Hi guys,
I tried to get the colData from the GSE dataset I have downloaded with GEOquery. I have two problems to solve.
- How to get the counts table from the dataset?
- How to prepare for the colData that the DEseq2 package asks for?
Here's what I have done.
First I downloaded the dataset in the matrix form and transform into expression set to have a look at the table.
gse <- getGEO("GSE7765", GSEMatrix = TRUE)
show(gse)
#take a look at the metadata
metadata<-pData(gse[[1]])
metadata[,1:5]
colnames(metdata)
# thus I know the group division
#then I turn the sample into the expression set
eset = exprs(gse[[1]])
dim(eset)
head(eset)
The doc says that if I download the matrix form, I should get the expression set. I tried head(gse[[1]]) but failed to see the table.

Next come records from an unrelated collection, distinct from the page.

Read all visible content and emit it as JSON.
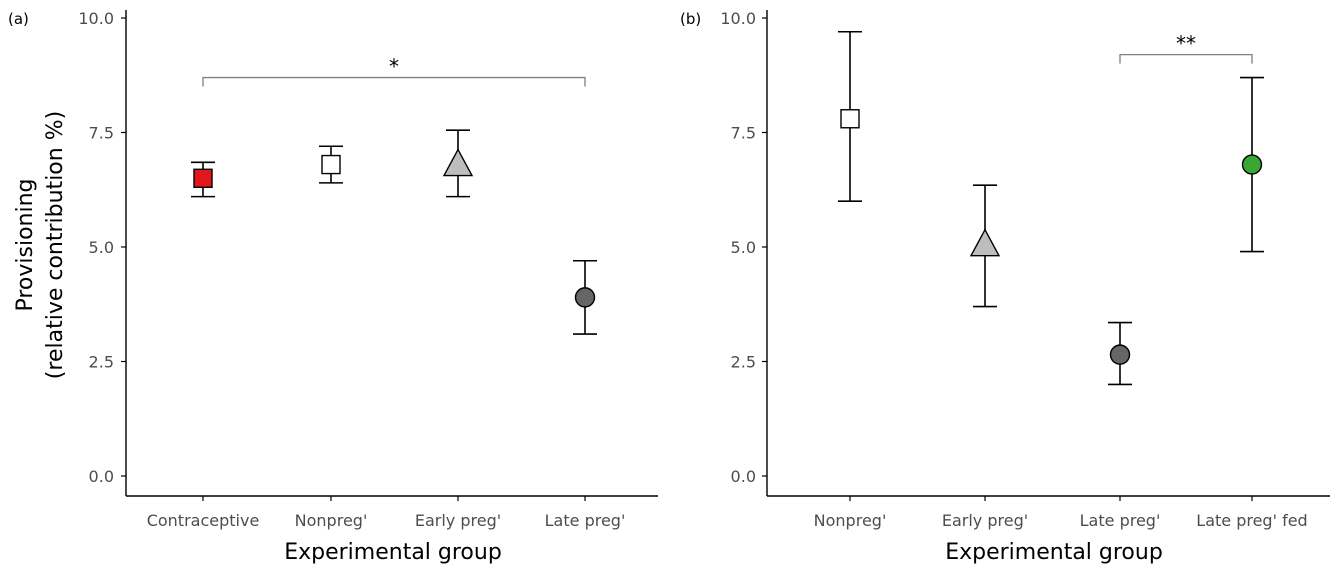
{
  "chart_data": [
    {
      "panel_label": "(a)",
      "type": "scatter",
      "categories": [
        "Contraceptive",
        "Nonpreg'",
        "Early preg'",
        "Late preg'"
      ],
      "values": [
        6.5,
        6.8,
        6.8,
        3.9
      ],
      "error_low": [
        6.1,
        6.4,
        6.1,
        3.1
      ],
      "error_high": [
        6.85,
        7.2,
        7.55,
        4.7
      ],
      "markers": [
        "square",
        "square",
        "triangle",
        "circle"
      ],
      "marker_colors": [
        "#e0171d",
        "#ffffff",
        "#bdbdbd",
        "#666666"
      ],
      "ylim": [
        0,
        10
      ],
      "yticks": [
        0,
        2.5,
        5,
        7.5,
        10
      ],
      "ytick_labels": [
        "0.0",
        "2.5",
        "5.0",
        "7.5",
        "10.0"
      ],
      "xlabel": "Experimental group",
      "ylabel_line1": "Provisioning",
      "ylabel_line2": "(relative contribution %)",
      "significance": {
        "from": "Contraceptive",
        "to": "Late preg'",
        "y": 8.7,
        "label": "*"
      }
    },
    {
      "panel_label": "(b)",
      "type": "scatter",
      "categories": [
        "Nonpreg'",
        "Early preg'",
        "Late preg'",
        "Late preg' fed"
      ],
      "values": [
        7.8,
        5.05,
        2.65,
        6.8
      ],
      "error_low": [
        6.0,
        3.7,
        2.0,
        4.9
      ],
      "error_high": [
        9.7,
        6.35,
        3.35,
        8.7
      ],
      "markers": [
        "square",
        "triangle",
        "circle",
        "circle"
      ],
      "marker_colors": [
        "#ffffff",
        "#bdbdbd",
        "#666666",
        "#3ba633"
      ],
      "ylim": [
        0,
        10
      ],
      "yticks": [
        0,
        2.5,
        5,
        7.5,
        10
      ],
      "ytick_labels": [
        "0.0",
        "2.5",
        "5.0",
        "7.5",
        "10.0"
      ],
      "xlabel": "Experimental group",
      "significance": {
        "from": "Late preg'",
        "to": "Late preg' fed",
        "y": 9.2,
        "label": "**"
      }
    }
  ]
}
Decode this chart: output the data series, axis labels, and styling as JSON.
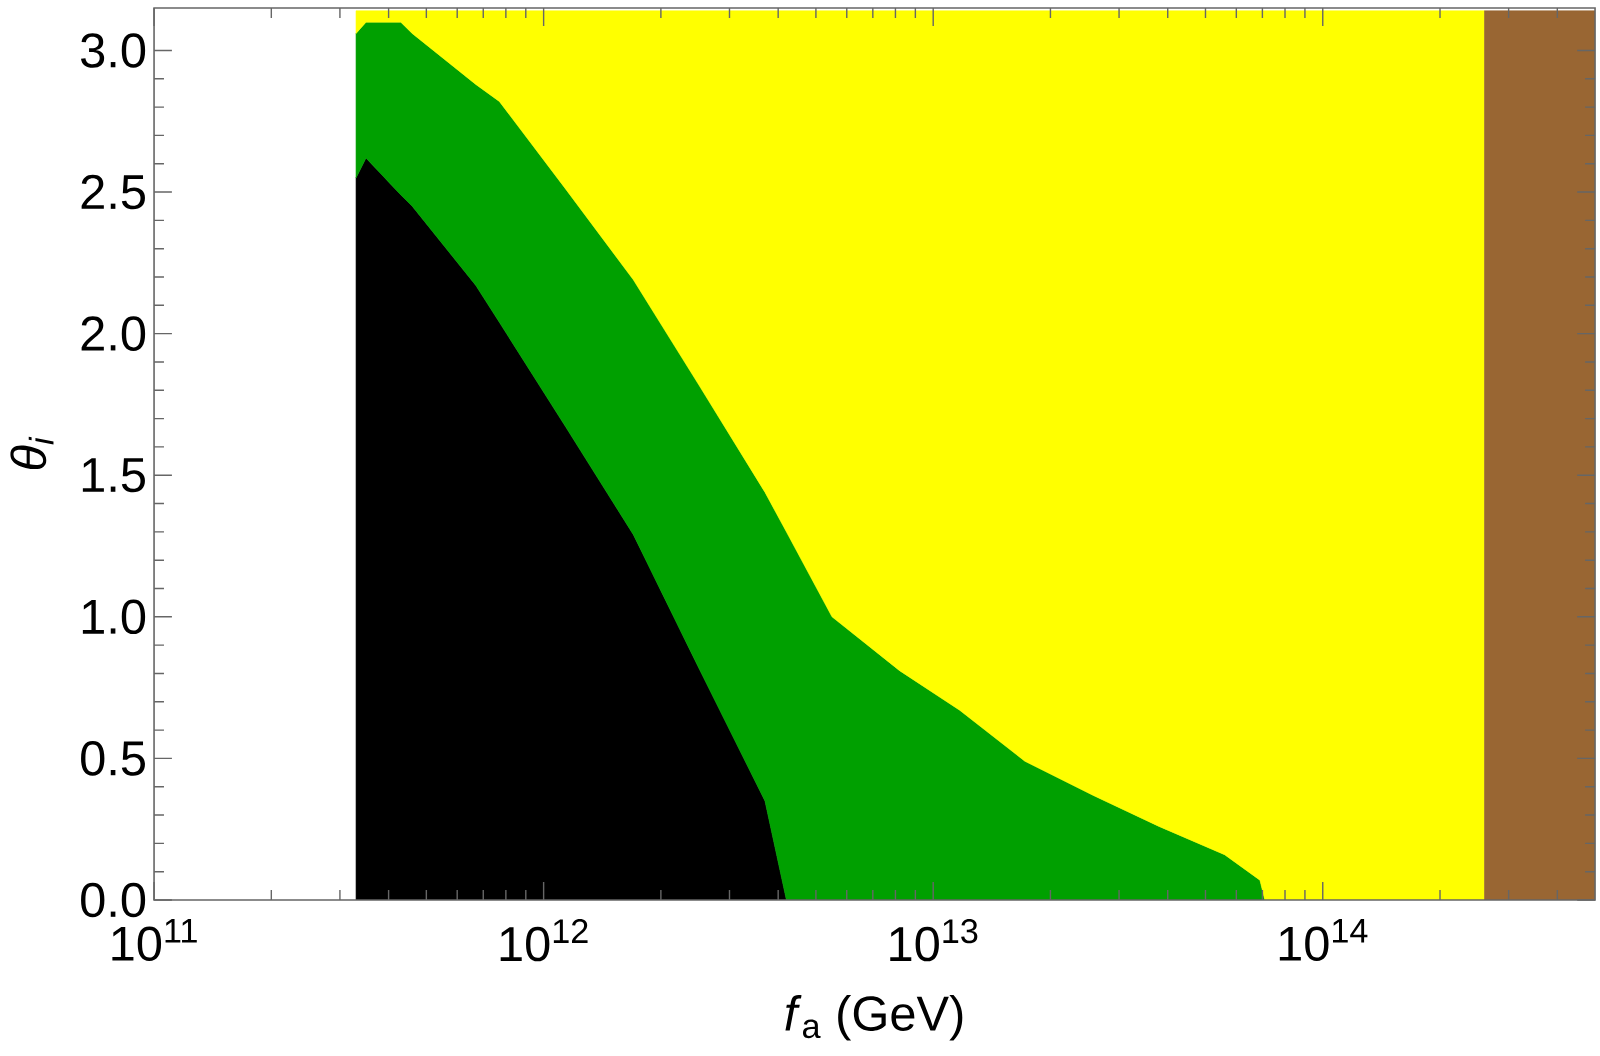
{
  "chart_data": {
    "type": "area",
    "xlabel": "*f*$_{a}$ (GeV)",
    "ylabel": "θ$_{i}$",
    "log": "x",
    "stacked": true,
    "x": [
      330000000000.0,
      350000000000.0,
      430000000000.0,
      460000000000.0,
      670000000000.0,
      770000000000.0,
      1140000000000.0,
      1700000000000.0,
      2500000000000.0,
      3700000000000.0,
      4200000000000.0,
      5500000000000.0,
      8200000000000.0,
      11700000000000.0,
      17200000000000.0,
      25700000000000.0,
      38000000000000.0,
      56000000000000.0,
      69000000000000.0,
      71000000000000.0,
      260000000000000.0,
      260000000000000.0,
      500000000000000.0
    ],
    "series": [
      {
        "color": "#000000",
        "values": [
          2.55,
          2.62,
          2.49,
          2.45,
          2.17,
          2.04,
          1.67,
          1.29,
          0.82,
          0.35,
          0,
          null,
          null,
          null,
          null,
          null,
          null,
          null,
          null,
          null,
          null,
          null,
          null
        ]
      },
      {
        "color": "#00a000",
        "values": [
          0.51,
          0.48,
          0.61,
          0.61,
          0.71,
          0.78,
          0.84,
          0.9,
          1.0,
          1.09,
          1.3,
          1.0,
          0.81,
          0.67,
          0.49,
          0.37,
          0.26,
          0.16,
          0.07,
          0,
          null,
          null,
          null
        ]
      },
      {
        "color": "#ffff00",
        "values": [
          0.08,
          0.04,
          0.04,
          0.08,
          0.26,
          0.32,
          0.63,
          0.95,
          1.32,
          1.7,
          1.84,
          2.14,
          2.33,
          2.47,
          2.65,
          2.77,
          2.88,
          2.98,
          3.07,
          3.14,
          3.14,
          null,
          null
        ]
      },
      {
        "color": "#996633",
        "values": [
          null,
          null,
          null,
          null,
          null,
          null,
          null,
          null,
          null,
          null,
          null,
          null,
          null,
          null,
          null,
          null,
          null,
          null,
          null,
          null,
          null,
          3.14,
          3.14
        ]
      }
    ],
    "xlim": [
      100000000000.0,
      500000000000000.0
    ],
    "ylim": [
      0,
      3.15
    ],
    "xticks": [
      {
        "value": 100000000000.0,
        "label": "10$^{11}$"
      },
      {
        "value": 1000000000000.0,
        "label": "10$^{12}$"
      },
      {
        "value": 10000000000000.0,
        "label": "10$^{13}$"
      },
      {
        "value": 100000000000000.0,
        "label": "10$^{14}$"
      }
    ],
    "yticks": [
      {
        "value": 0,
        "label": "0.0"
      },
      {
        "value": 0.5,
        "label": "0.5"
      },
      {
        "value": 1,
        "label": "1.0"
      },
      {
        "value": 1.5,
        "label": "1.5"
      },
      {
        "value": 2,
        "label": "2.0"
      },
      {
        "value": 2.5,
        "label": "2.5"
      },
      {
        "value": 3,
        "label": "3.0"
      }
    ]
  }
}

Then after the trans, the table shows but it's not counts table, so I have to re-download the dataset with the soft format.
rm(list = ls())
gse <- getGEO("GSE7765",GSEMatrix = F)
show(gse)
GSMList(gse)[[1]]
Then I look at the first sample and get the column description ** Column Descriptions ** Column Description 1 ID_REF = 2 VALUE value 3 ABS_CALL present/absent 4 DETECTION P-VALUE 0.05
So I still dont get the counts table that I need for the DEseq2 package. Neither do I know how to prepare for the colData.
sessioninfo()
R version 4.2.0 (2022-04-22)
Platform: x86_64-pc-linux-gnu (64-bit)
Running under: Ubuntu 18.04.5 LTS
Matrix products: default
BLAS: /usr/lib/x86_64-linux-gnu/openblas/libblas.so.3
LAPACK: /usr/lib/x86_64-linux-gnu/libopenblasp-r0.2.20.so
locale:
[1] LC_CTYPE=en_US.UTF-8 LC_NUMERIC=C
[3] LC_TIME=en_US.UTF-8 LC_COLLATE=en_US.UTF-8
[5] LC_MONETARY=en_US.UTF-8 LC_MESSAGES=en_US.UTF-8
[7] LC_PAPER=en_US.UTF-8 LC_NAME=C
[9] LC_ADDRESS=C LC_TELEPHONE=C
[11] LC_MEASUREMENT=en_US.UTF-8 LC_IDENTIFICATION=C
attached base packages:
[1] stats graphics grDevices utils datasets methods base
other attached packages:
[1] pheatmap_1.0.12 GEOquery_2.64.0 Biobase_2.56.0
[4] BiocGenerics_0.42.0
loaded via a namespace (and not attached):
[1] RColorBrewer_1.1-3 pillar_1.7.0 compiler_4.2.0
[4] BiocManager_1.30.17 R.methodsS3_1.8.1 R.utils_2.11.0
[7] base64enc_0.1-3 tools_4.2.0 digest_0.6.29
[10] uuid_1.1-0 gtable_0.3.0 jsonlite_1.8.0
[13] evaluate_0.15 lifecycle_1.0.1 tibble_3.1.6
[16] pkgconfig_2.0.3 rlang_1.0.2 IRdisplay_1.1
[19] cli_3.3.0 DBI_1.1.2 curl_4.3.2
[22] IRkernel_1.3 fastmap_1.1.0 xml2_1.3.3
[25] repr_1.1.4 dplyr_1.0.9 generics_0.1.2
[28] vctrs_0.4.1 hms_1.1.1 grid_4.2.0
[31] tidyselect_1.1.2 glue_1.6.2 data.table_1.14.2
[34] R6_2.5.1 fansi_1.0.3 limma_3.52.0
[37] pbdZMQ_0.3-7 tidyr_1.2.0 purrr_0.3.4
[40] readr_2.1.2 tzdb_0.3.0 magrittr_2.0.3
[43] scales_1.2.0 ellipsis_0.3.2 htmltools_0.5.2
[46] assertthat_0.2.1 colorspace_2.0-3 utf8_1.2.2
[49] munsell_0.5.0 crayon_1.5.1 R.oo_1.24.0
I'm new to this. Thanks for your help, and I would appreciate it if you recommend some materials to learn about RNA seq analysis.
Thanks. I'll look up for the differences between DEseq2 and limma. I realized that limma is installed with DEseq2.